De rol van de overheid in “overheidsbedrijven” werd door Didier Reynders in vraag gesteld. Een vermindering van het overheidsaandeel tot beneden de 50% heeft volgens hem en zijn geestesgenoten alleen maar voordelen. De toplonen zouden dan kunnen betaald worden conform de regels in de privaatsector, de rol die deze bedrijven ”moeten” spelen in ons maatschappelijk bestel kunnen bij wet worden vastgelegd.
Bij deze denkpiste heb ik toch een paar bedenkingen:
Dat de markt hoge lonen creëert in sommige bedrijven hoeft niet direct een maatschappelijk probleem te zijn. De invoering van sterk progressieve belastingschalen kunnen ervoor zorgen dat herverdeeld wordt en dat op die manier de minst begoeden wat meer krijgen. Helaas werden onder toedoen van vooral de liberalen de hoogste schijven afgeschaft en daarenboven zorgen allerhande extra legale voordelen er voor dat van herverdelen geen sprake is.
Regelgeving zou er voor zorgen dat de universele dienstverlening behouden blijft.
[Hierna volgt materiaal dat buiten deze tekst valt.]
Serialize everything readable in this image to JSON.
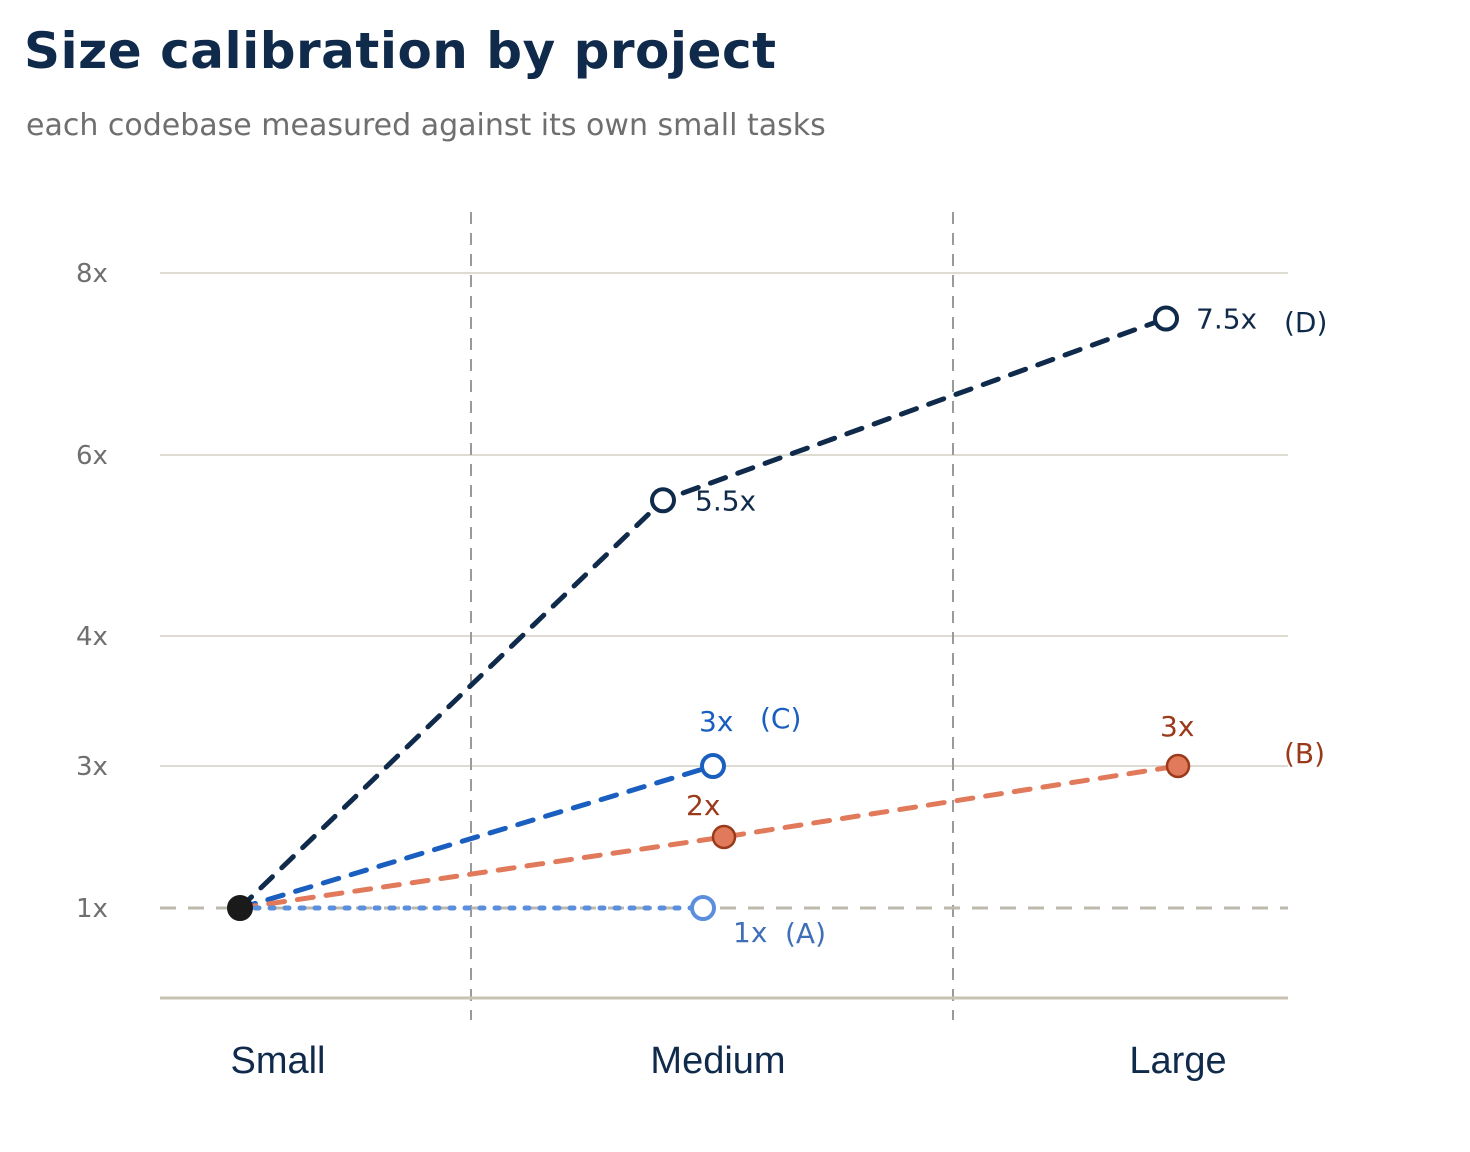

De banken moesten zich ook aan allerhande regels houden en wanneer deze regels als te strak ervaren werden was er de wetgever die zorgde voor versoepeling, zo ging de scheiding tussen spaar- en zakenbanken voor de bijl. De gevolgen zijn ons ondertussen genoegzaam bekend.
Overheidsbedrijven waarin de staat het voor het zeggen heeft zijn de beste garantie voor het behoud van de universele dienstverlening. Iedereen heeft immers recht op een dagelijkse postbedeling en moet kunnen internetten, telefoneren , TV kijken, veilig sparen en genieten van voldoende mobiliteit tegen een aanvaardbare sociale prijs. Allemaal diensten waarin de privaat sector geen belangstelling heeft
Deze bedrijven zouden best voor 100 % door de overheid gerund worden, want beurzen zouden zeker niet geïnteresseerd zijn in een bedrijf dat niet de maximale winst nastreeft .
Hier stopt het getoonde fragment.